Il a été l’intensification de plus près, vient de se tenir à côté de moi, ma main toujours tendue vers la toile nue. Un Presa Peu original. C’était un demi-million de dollars pièce, facile. Et derrière lui, dans le hall que, probablement, tendu vers sa chambre à coucher, un autre, le bleu de minuit remous de l’océan

J’ai cessé de penser à de la peinture ou mes clés, car à droite, puis il a fermé l’écart entre nous et me pressa doucement le dos contre le mur, mes cheveux recouvrant une peinture qui pourrait m’acheter un avenir. "Êtes-vous sûr que vous avez perdu vos clés," Carter grognait, "ou avez-vous me réveiller pour rien?"

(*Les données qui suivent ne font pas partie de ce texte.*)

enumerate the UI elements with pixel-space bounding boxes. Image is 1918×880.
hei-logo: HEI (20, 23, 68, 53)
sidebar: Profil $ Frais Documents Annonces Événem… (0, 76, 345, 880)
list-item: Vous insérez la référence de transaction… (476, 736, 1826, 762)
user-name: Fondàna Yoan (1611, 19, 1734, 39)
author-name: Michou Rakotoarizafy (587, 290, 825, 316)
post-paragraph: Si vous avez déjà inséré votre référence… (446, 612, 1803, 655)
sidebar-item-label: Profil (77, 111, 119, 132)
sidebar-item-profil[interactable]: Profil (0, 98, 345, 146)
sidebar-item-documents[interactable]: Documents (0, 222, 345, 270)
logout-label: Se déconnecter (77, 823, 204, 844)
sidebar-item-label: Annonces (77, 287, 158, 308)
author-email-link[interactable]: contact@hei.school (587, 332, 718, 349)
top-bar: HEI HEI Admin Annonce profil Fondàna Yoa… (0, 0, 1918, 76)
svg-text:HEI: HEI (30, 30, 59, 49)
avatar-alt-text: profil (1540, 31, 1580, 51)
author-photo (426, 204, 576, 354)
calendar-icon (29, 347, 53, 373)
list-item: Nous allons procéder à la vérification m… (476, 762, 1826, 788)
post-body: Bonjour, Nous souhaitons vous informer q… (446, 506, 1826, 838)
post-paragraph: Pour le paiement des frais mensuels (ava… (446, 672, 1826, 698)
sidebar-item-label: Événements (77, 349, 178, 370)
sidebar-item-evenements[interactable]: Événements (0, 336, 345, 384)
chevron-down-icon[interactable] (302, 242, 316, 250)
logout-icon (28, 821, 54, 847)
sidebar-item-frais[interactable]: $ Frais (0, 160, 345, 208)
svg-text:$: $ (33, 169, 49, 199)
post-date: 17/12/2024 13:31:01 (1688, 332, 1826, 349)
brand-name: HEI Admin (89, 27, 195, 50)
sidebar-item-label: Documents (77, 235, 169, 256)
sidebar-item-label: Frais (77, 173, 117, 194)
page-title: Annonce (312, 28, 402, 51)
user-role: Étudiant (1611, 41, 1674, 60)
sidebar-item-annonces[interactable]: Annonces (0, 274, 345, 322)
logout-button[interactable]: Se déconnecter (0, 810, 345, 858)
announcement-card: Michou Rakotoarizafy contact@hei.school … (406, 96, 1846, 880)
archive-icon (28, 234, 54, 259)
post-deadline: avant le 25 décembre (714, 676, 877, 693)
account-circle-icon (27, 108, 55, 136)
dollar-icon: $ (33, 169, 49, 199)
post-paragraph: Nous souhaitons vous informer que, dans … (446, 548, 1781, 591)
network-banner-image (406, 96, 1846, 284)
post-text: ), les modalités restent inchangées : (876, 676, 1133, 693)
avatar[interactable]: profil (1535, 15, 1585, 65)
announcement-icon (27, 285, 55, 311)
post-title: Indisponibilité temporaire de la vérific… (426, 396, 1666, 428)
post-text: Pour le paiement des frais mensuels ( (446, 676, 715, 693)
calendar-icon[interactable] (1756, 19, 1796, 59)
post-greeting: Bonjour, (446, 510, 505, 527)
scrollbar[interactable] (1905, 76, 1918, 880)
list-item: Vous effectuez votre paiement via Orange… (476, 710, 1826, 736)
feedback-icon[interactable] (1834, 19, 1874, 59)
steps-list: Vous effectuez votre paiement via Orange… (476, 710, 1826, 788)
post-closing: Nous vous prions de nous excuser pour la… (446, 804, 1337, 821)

J’ai mis mes mains où j’avais voulu les mettre pour les dix dernières minutes, en les faisant glisser vers le bas les bosses de son abs et sur la ligne de ses hanches, en accrochant mes doigts sous le coton de son pantalon de pyjama. "Peut-être pas pour rien," murmurai-je.

Grommela-t-il mon nom et baissa la tête et là, son de brûlure de la peau sous mes doigts, la bouche rencontré dans un de la faim et de la baiser parfait qui était plus au sujet de la nécessité et de la satisfaction qu’autre chose.